Zum aktuellen Line-up gehören Jos Lemmen (Gesang), Geert Rijs (Gitarre), Sander Stappers (Bass) und Job van de Graaf (Schlagzeug). „Malevolent“ bringt es auf gute 39 Minuten Spielzeit und erscheint am 21. August 2026 über Apostasy Records. Sammler dürfen sich über eine Jewelcase-CD, eine auf 50 Exemplare limitierte Kassette sowie schwarzes und Black-White-Splatter-Vinyl freuen – auch digital wird das Album zu haben sein. Genug der Theorie – jetzt darfs gerne ruppig werden, sodass die Helene Fischer Ultras in der Nachbarschaft tatsächlich schlaflos sind. Checken wir ab, ob MARTYRIUM nach fast drei Jahrzehnten Bandgeschichte so kompromisslos klingen, wie sie es ankündigen.

‚Purification Through Fire‘ heißt der Opener, bei dem in der Tat die Hörwerkzeuge eines jeden Blackened-Thrash-Metal-Fans heiß laufen. MARTYRIUM eröffnen „Malevolent“ mit einem wahren Dauerfeuer aus rohen, giftigen Vocals sowie den gnadenlosen Attacken von Gitarre, Drums und Bass. Besonders stark sind die etwas dunkleren Growls, die im weiteren Verlauf immer wieder eingestreut werden und der ohnehin brachialen Nummer zusätzliche Wucht verleihen. Aus der Kehle von Jos Lemmen ertönt zunächst „You can’t ignore my voice“, ehe ‚Realm of Madness‘ mit reichlich schwarzer Aggressivität losknattert. Mit Lyrics wie „I am terror in your dreams“ hämmern sich MARTYRIUM in die dunklen Herzen der Genrefans. Der Nackenbrecher ballert ihnen mit seinen Salven aus der Schießbude erneut brachial und wuchtig in die Fresse, ohne dabei zu überdrehen – und genau das gefällt mir gut. Wer zu Beginn von ‚Resurrection From the Abyss‘ glaubt, jetzt gäbe es eine Verschnaufpause, der irrt sich gewaltig und wird im Moshpit frittiert wie eine Frikandel im Imbiss. MARTYRIUM treten stattdessen das Gaspedal erneut bis zum Anschlag durch – ok, die ein oder andere ruhigere Passage gibt’s dann doch, aber ansonsten gibt’s Hackenfett. Während ‚Destiny of Desolation‘, ‚Expand Your Shadow‘ und ‚Beware of the Necromancer‘ die Bude zum Wackeln bringen, sei erwähnt, dass man die Lyrics gut verstehen kann, selbst wenn die Herren mit dem Vorschlaghammer die Riffs raushauen.

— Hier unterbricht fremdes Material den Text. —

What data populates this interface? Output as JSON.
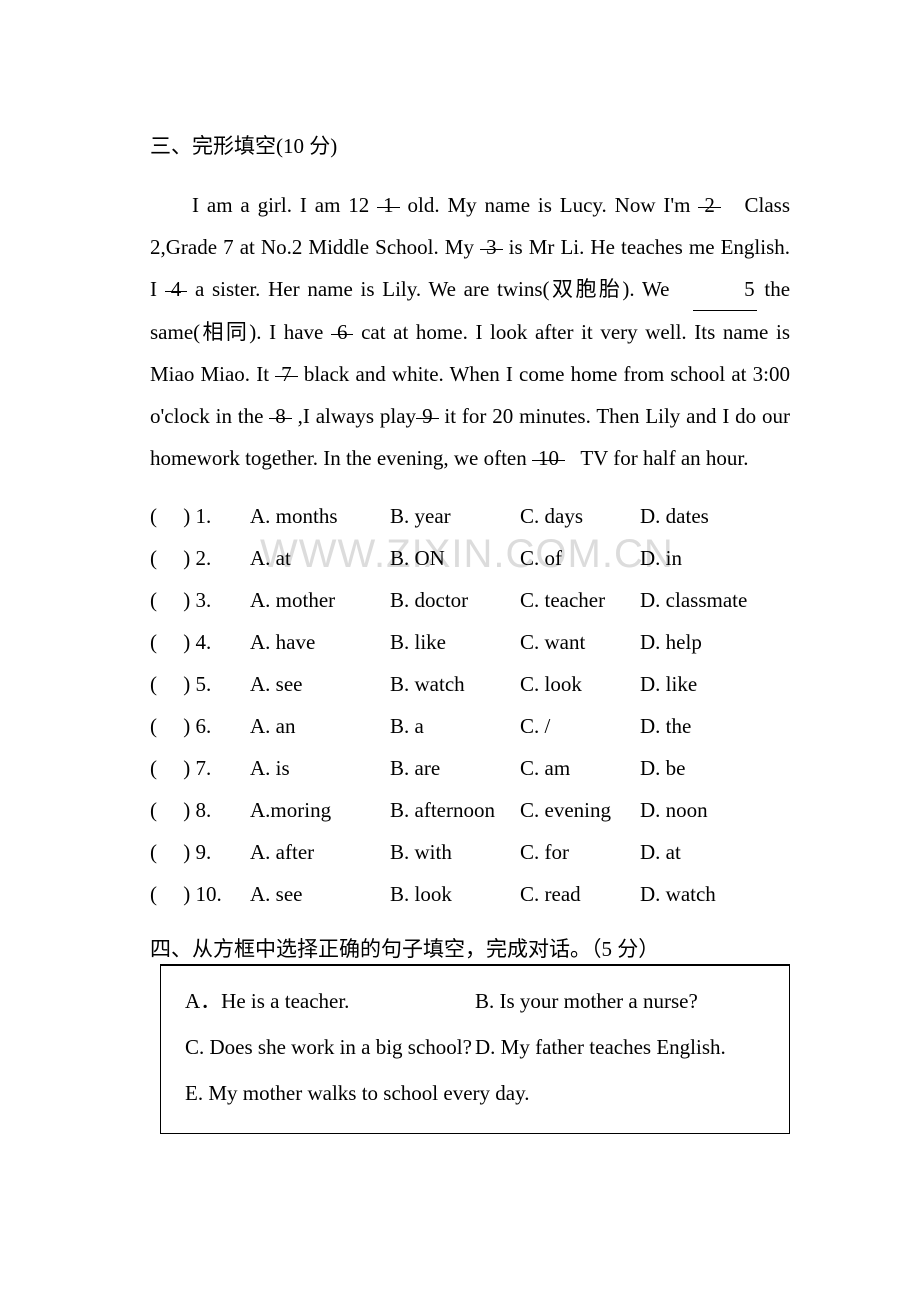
{
  "section3": {
    "title": "三、完形填空(10 分)",
    "passage": {
      "p1a": "I am a girl. I am 12 ",
      "b1": "1",
      "p1b": " old. My name is Lucy. Now I'm ",
      "b2": "2",
      "p1c": " Class 2,Grade 7 at No.2 Middle School. My ",
      "b3": "3",
      "p1d": " is Mr Li. He teaches me English. I ",
      "b4": "4",
      "p1e": " a sister. Her name is Lily. We are twins(双胞胎). We ",
      "b5": "5",
      "p1f": " the same(相同). I have ",
      "b6": "6",
      "p1g": " cat at home. I look after it very well. Its name is Miao Miao. It ",
      "b7": "7",
      "p1h": " black and white. When I come home from school at 3:00 o'clock in the ",
      "b8": "8",
      "p1i": " ,I always play",
      "b9": "9",
      "p1j": " it for 20 minutes. Then Lily and I do our homework together. In the evening, we often ",
      "b10": "10",
      "p1k": " TV for half an hour."
    },
    "options": [
      {
        "n": "1",
        "a": "A. months",
        "b": "B. year",
        "c": "C. days",
        "d": "D. dates"
      },
      {
        "n": "2",
        "a": "A. at",
        "b": "B. ON",
        "c": "C. of",
        "d": "D. in"
      },
      {
        "n": "3",
        "a": "A. mother",
        "b": "B. doctor",
        "c": "C. teacher",
        "d": "D. classmate"
      },
      {
        "n": "4",
        "a": "A. have",
        "b": "B. like",
        "c": "C. want",
        "d": "D. help"
      },
      {
        "n": "5",
        "a": "A. see",
        "b": "B. watch",
        "c": "C. look",
        "d": "D. like"
      },
      {
        "n": "6",
        "a": "A. an",
        "b": "B. a",
        "c": "C. /",
        "d": "D. the"
      },
      {
        "n": "7",
        "a": "A. is",
        "b": "B. are",
        "c": "C. am",
        "d": "D. be"
      },
      {
        "n": "8",
        "a": "A.moring",
        "b": "B. afternoon",
        "c": "C. evening",
        "d": "D. noon"
      },
      {
        "n": "9",
        "a": "A. after",
        "b": "B. with",
        "c": "C. for",
        "d": "D. at"
      },
      {
        "n": "10",
        "a": "A. see",
        "b": "B. look",
        "c": "C. read",
        "d": "D. watch"
      }
    ]
  },
  "section4": {
    "title": "四、从方框中选择正确的句子填空，完成对话。（5 分）",
    "box": {
      "a": "A．He is a teacher.",
      "b": "B. Is your mother a nurse?",
      "c": "C. Does she work in a big school?",
      "d": "D. My father teaches English.",
      "e": "E. My mother walks to school every day."
    }
  },
  "watermark": "WWW.ZIXIN.COM.CN",
  "paren_open": "(",
  "paren_close": ") ",
  "nine_prefix": " "
}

In ‚Malevolent‘ reiten MARTYRIUM eine Attacke nach der anderen, bringen eure Nacken an die Belastungsgrenze und zeigen – wie schon über die gesamte Spielzeit –, dass sie keineswegs eingerostet sind. Das schwarze, thrashige Feuer brennt lichterloh im Inneren eines jeden Muckers. ‚March of the Wicked One‘, ‚Cherubin Defiler‘, ‚Torment by Witchcraft‘ und ‚Desert of Chaos‘ untermauern den Eindruck, den MARTYRIUM zuvor bereits hinterlassen haben und machen richtig Bock darauf, was von den Niederländern in Zukunft noch kommen wird.

MARTYRIUM haben mich mit „Malevolent“ positiv überrascht. Die Niederländer liefern knackigen Blackened Thrash Metal ab, der von der ersten bis zur letzten Minute Gas gibt. Die giftigen Vocals, die immer wieder eingestreuten dunkleren Growls, das Dauerfeuer aus Riffs, Drums und Bass sowie die gut verständlichen Lyrics sind absolute Pluspunkte. Nach diesen 39 Minuten werde ich die Niederländer definitiv im Auge behalten. Wer auf kompromissloses Feuer und Stahl Geballer gegossen in Form von Blackened Thrash Metal steht, der sollte sich von MARTYRIUMs „Malevolent“ ordentlich vermöbeln lassen und die Platte so laut in die Ohren ballern, dass auch die Nachbarschaft was davon hat.